Guenther Steiner has explained his “done with rookies” comment – saying he does not think there are enough chances for young drivers to show they are F1 ready.

The Haas team principal was true to his word after he had indicated during F1’s Asian swing in early October that if Mick Schumacher was to be replaced for 2023, it would not be with another young driver.

Steiner had taken the chance in 2021 to bring in two rookies – Schumacher and Nikita Mazepin – for a season in which Haas had low expectations with all their development focus placed on the following campaign, and the team paid a price for the duo’s inexperience during a year when they failed to score any points.

For 2023, Haas are restoring Nico Hulkenberg to the F1 ranks in his first full-time race seat since 2019, alongside Kevin Magnussen – two racers with a combined age of 65 and 322 grand prix starts between them.

That is at least partly due to Steiner thinking rookies have too few opportunities to prove themselves in F1, with testing much more limited compared to the past.

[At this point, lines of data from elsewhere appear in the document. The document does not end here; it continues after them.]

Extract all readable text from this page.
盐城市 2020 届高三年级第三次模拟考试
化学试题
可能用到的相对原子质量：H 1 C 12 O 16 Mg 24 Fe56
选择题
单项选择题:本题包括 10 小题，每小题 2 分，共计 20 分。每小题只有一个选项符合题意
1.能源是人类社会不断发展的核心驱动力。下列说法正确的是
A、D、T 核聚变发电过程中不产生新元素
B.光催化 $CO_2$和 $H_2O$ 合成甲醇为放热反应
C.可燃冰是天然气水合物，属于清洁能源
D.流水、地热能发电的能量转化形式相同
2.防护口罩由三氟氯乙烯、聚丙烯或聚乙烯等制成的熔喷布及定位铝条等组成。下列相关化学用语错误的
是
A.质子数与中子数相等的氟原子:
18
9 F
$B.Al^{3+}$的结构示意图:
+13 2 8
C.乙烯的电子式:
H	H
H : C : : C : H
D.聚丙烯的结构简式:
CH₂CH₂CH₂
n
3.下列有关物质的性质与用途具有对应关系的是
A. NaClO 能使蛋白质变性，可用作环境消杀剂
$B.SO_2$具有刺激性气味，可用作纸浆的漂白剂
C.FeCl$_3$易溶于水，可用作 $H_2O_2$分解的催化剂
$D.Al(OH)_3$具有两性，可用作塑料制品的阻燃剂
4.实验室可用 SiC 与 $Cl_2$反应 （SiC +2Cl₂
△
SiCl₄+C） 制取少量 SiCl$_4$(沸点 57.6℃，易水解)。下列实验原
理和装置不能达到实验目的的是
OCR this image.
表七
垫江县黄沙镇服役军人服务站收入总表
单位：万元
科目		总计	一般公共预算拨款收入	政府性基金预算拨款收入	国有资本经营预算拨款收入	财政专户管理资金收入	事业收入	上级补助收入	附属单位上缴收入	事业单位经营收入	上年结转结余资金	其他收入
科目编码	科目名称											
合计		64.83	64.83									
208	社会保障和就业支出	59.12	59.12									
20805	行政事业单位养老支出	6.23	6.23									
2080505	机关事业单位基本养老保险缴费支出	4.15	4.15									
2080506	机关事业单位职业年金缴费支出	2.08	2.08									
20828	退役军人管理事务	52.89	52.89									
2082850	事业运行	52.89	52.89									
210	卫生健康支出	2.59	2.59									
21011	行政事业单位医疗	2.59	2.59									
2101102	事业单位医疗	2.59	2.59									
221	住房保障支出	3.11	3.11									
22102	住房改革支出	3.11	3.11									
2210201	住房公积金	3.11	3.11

“There is nothing before you jump straight from F2 to F1 competition because there is no testing,” Steiner told media including PlanetF1.

“As you can see, we reverted back to get the experience of a driver who wasn’t in a car for three years, or not full time.

“The young drivers, you cannot really evaluate or you take big risks, like McLaren take on [Oscar] Piastri, but in the end nobody knows how good he will be in an F1 car. He was very good in F3 and F2 but it’s still a big step to F1.

“It’s one of those things, how much risk you want to take to get a rookie in the car.”

It was put to Steiner that teams had taken chances on George Russell, Charles Leclerc and Lando Norris a few years ago and been rewarded for those decisions.

“I think we all know how good George, Leclerc or Norris are, but if you take a rookie today who has not been in an F1 car you don’t know,” added the 57-year-old Italian.

“So you always take a risk with a rookie. Obviously if I would know a rookie out there is as good, I would take a rookie any day. But I don’t know – they all took a risk and they all worked out.”